Телевикторина

КЯЗИМ: РАЗУМ И ГОЛОС 

СТИХОТВОРЕНИЯ И ПОЭМЫ

ПОЭТ И ГОРЫ

 

Никогда я не забуду об одной своей поездке в горы ле­том 1940 года. Тогда со мной были московский художник и литератор. Мы приехали в аул Безенги. Снежные горы висели над ним так близко, что мне сразу подумалось: если подняться на вершину знаменитой Дых-Тау, надеть бурку и броситься вниз, то прямо упадешь в этот аул. Нам нужно было идти в Шики. До него, наверное, оставалось кило­метра два. Там жил человек, который обворожил меня, во­шел в мою жизнь и судьбу с самого моего детства. Я не дал художнику как следует приглядеться к узким улочкам Безенги. Мы поднимались по крутой тропе каменистого склона, прошли мимо полуразрушенной башни. Перед нами возник аул Кязима – Шики. Он прилипал к склону зеленой горы. Мимо него неслась речка, вся в пене от быстроты. Некоторые сакли, грубовато сложенные из камня, напоми­нали несколько неуклюже построенные башни. Детишки играли на крышах, как при Лермонтове. Когда наш про­вожатый – мальчик лет десяти – привел нас к маленькому дворику Кязима, а сам вошел в саклю, оттуда очень скоро вышел старик, хромающий на левую ногу и опирающийся на большой посох. Это и был Кязим, хромой от рождения, как Байрон, лучший поэт и мыслитель балкарских гор. Мои спутники, которые видели его впервые, сразу же заме­тили, как этот человек, с лицом мудреца и глазами ребен­ка, ладным и крепким обликом естественно сливается с пейзажем родных мест, как ему подходит быть поэтом гор.
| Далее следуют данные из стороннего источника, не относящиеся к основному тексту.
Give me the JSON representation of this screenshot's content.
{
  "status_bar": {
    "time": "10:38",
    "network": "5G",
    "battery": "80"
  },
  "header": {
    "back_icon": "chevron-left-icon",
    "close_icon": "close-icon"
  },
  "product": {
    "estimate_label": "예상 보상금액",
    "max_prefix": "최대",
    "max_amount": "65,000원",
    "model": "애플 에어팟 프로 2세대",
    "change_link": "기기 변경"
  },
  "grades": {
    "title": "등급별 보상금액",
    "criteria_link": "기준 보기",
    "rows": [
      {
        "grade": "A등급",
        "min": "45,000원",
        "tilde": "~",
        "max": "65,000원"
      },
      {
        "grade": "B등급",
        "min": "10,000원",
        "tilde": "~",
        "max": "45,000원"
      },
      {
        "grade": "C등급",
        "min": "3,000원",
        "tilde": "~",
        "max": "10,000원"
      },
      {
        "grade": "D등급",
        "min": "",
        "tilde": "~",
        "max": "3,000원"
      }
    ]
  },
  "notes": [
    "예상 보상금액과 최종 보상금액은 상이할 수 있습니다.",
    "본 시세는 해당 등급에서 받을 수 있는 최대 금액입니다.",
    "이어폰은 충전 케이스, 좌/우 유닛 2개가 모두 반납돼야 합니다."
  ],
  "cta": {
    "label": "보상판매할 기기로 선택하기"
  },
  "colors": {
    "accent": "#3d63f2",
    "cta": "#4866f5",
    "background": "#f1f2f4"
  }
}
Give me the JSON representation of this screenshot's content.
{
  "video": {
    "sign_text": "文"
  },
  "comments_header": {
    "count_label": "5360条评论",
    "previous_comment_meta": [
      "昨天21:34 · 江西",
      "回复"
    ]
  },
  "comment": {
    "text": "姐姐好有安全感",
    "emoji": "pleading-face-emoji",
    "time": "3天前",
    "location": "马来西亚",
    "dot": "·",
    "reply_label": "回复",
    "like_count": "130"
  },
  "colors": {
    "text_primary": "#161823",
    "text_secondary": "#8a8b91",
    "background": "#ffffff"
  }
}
Чтобы лучше постичь поэта, надо быть на его родине. Так говорят. И, должно быть, это верно. Но к этому, мне думается, надо еще добавить: чтобы лучше понять любую землю, надо читать ее поэтов. Конечно же, куда глубже понимаешь, чувствуешь и постигаешь поэзию Кязима, по­бывав на его родине, пройдя по тем тропинкам, где он про­ходил в вечерних сумерках или на утренней заре, смотрел на снега Дых-Тау и зеленые высоты. Даже молчащие кам­ни и угрюмые утесы здесь говорят о многом. Всё здесь ка­жется мне книгой, которую раскрыл Кязим в последний свой вечер, – она так и осталась открытой, и я ее читаю, радуясь и плача. Да, родина всякого крупного поэта – всегда раскрытая книга для живых, а его поэзия – обна­женное сердце родной земли, в котором благоухали все розы и которое изранили все клинки на свете, но оно оста­ется вечно живым и вечно праздничным.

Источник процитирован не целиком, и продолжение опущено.